Ms. Cross described recent SEC proposals regarding corporate governance including a proposal to allow shareholders the ability to propose a limited number of director candidates and proposals in company proxy statements, increased disclosure requirements in proxy statements and say-on-pay vote requirements for public companies that have received but not repaid TARP funds. She also addressed the SEC prohibition on broker-dealers voting on behalf of their clients unless specifically instructed to do so, which was adopted on July 1.
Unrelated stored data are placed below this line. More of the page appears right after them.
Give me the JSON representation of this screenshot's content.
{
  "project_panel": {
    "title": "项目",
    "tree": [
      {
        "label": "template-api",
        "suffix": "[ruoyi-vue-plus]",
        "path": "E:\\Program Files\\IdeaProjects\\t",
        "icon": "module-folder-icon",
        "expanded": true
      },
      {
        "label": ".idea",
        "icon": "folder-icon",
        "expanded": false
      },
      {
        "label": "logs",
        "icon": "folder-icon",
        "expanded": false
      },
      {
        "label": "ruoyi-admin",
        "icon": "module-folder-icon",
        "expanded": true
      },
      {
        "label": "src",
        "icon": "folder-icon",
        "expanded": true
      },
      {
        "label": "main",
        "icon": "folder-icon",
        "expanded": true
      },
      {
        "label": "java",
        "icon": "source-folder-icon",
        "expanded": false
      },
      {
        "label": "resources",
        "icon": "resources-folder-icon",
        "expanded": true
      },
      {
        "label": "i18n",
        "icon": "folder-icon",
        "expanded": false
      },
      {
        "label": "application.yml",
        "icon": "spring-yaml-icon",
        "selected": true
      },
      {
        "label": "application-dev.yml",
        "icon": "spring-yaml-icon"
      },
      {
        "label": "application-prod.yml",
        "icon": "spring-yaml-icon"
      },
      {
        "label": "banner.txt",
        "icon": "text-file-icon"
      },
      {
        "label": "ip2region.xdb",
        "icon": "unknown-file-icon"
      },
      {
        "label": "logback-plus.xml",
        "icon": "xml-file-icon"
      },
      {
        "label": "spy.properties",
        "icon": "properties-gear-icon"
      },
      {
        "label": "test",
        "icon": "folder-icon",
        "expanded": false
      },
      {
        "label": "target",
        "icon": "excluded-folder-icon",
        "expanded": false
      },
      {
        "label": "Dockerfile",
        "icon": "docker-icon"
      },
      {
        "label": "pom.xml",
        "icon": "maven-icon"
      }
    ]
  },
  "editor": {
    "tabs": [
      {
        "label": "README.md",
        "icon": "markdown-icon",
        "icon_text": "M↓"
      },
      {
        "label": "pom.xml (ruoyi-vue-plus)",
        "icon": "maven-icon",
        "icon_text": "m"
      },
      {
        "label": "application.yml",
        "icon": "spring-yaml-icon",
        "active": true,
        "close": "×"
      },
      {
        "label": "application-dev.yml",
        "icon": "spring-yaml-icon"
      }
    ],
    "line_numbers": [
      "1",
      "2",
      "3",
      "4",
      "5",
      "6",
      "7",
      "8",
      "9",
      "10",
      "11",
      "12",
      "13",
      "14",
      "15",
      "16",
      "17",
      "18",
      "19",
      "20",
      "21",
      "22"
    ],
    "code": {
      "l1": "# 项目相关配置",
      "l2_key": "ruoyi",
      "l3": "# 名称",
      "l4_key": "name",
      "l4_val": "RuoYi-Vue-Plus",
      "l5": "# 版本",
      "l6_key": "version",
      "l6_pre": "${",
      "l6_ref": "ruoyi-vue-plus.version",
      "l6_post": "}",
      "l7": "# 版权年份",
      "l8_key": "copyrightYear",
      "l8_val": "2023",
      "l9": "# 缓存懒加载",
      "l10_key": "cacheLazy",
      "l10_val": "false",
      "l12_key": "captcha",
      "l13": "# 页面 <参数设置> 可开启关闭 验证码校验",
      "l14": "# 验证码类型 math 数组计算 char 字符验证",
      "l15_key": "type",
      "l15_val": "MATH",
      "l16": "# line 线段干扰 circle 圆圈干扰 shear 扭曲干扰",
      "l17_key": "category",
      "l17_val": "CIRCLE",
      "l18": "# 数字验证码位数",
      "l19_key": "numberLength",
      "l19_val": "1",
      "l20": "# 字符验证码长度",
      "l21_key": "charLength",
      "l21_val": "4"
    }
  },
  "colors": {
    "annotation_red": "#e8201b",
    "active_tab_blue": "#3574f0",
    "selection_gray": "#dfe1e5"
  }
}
Professor Coates said that risk taking may actually be in the interest of shareholders, particularly given the prospect of a government bail out should their company fail. For that reason, it may not be a good idea to give shareholders too much power in financial regulatory matters. There is no consensus in the academic world regarding the effects of corporate governance measures, and therefore, Professor Coates cautioned against rules that are fixed, mandatory or hard to change over time. He concluded with a summary of his views on some of the proposed reforms:
- Academic research does support “say-on-pay” rules;
- The evidence runs against eliminating staggered boards; and
- There is no evidence as to what effect shareholder proxy access rules will have.
He said that Congress should still act on the shareholder proxy access issue, but that it should proceed cautiously given the lack of evidence.
Ms. Yeager favored majority voting for directors of public companies, shareholder proxy access and mandatory advisory votes on executive pay.
Mr. Castellani took issue with the idea that the most significant cause of the financial crisis was failures in corporate governance. He noted that many companies have already proactively adopted strengthened corporate governance measures. He cautioned that a one-size-fits all approach to corporate governance will not work. Each company should periodically review and update its corporate governance procedures to ensure they are tailored to each company’s needs. According to Mr. Castellani, state law is the best regulator of corporate governance because of its flexibility to address changing circumstances. He also testified that shareholders are empowered and do take actions to further their interests. He concluded that the SEC has an important role in making sure shareholders get the information they need in order to make good decisions.
Professor Verret stated that the proposed reforms do not necessarily address the financial crises and may have unintended consequences. The proposed reforms actually impede the shareholder voice because they do not give shareholders the option to opt out of the federal regulations. There is no evidence that executive compensation paid a role in the current crisis. There is not a difference in terms of executive pay between companies that have received TARP funds and those that have not. The government has a bad track record in producing corporate governance laws that are effective. The current economic crises occurred despite the adoption of the Sarbanes-Oxley Act in 2002.
Mr. Ferlauto stated that investors want Congress to take strong federal action. He was in favor of creating proxy access rights and “say-on-pay” rules. He said that SEC prohibition on broker-dealers voting on behalf of their clients unless specifically instructed to do so is absolutely essential.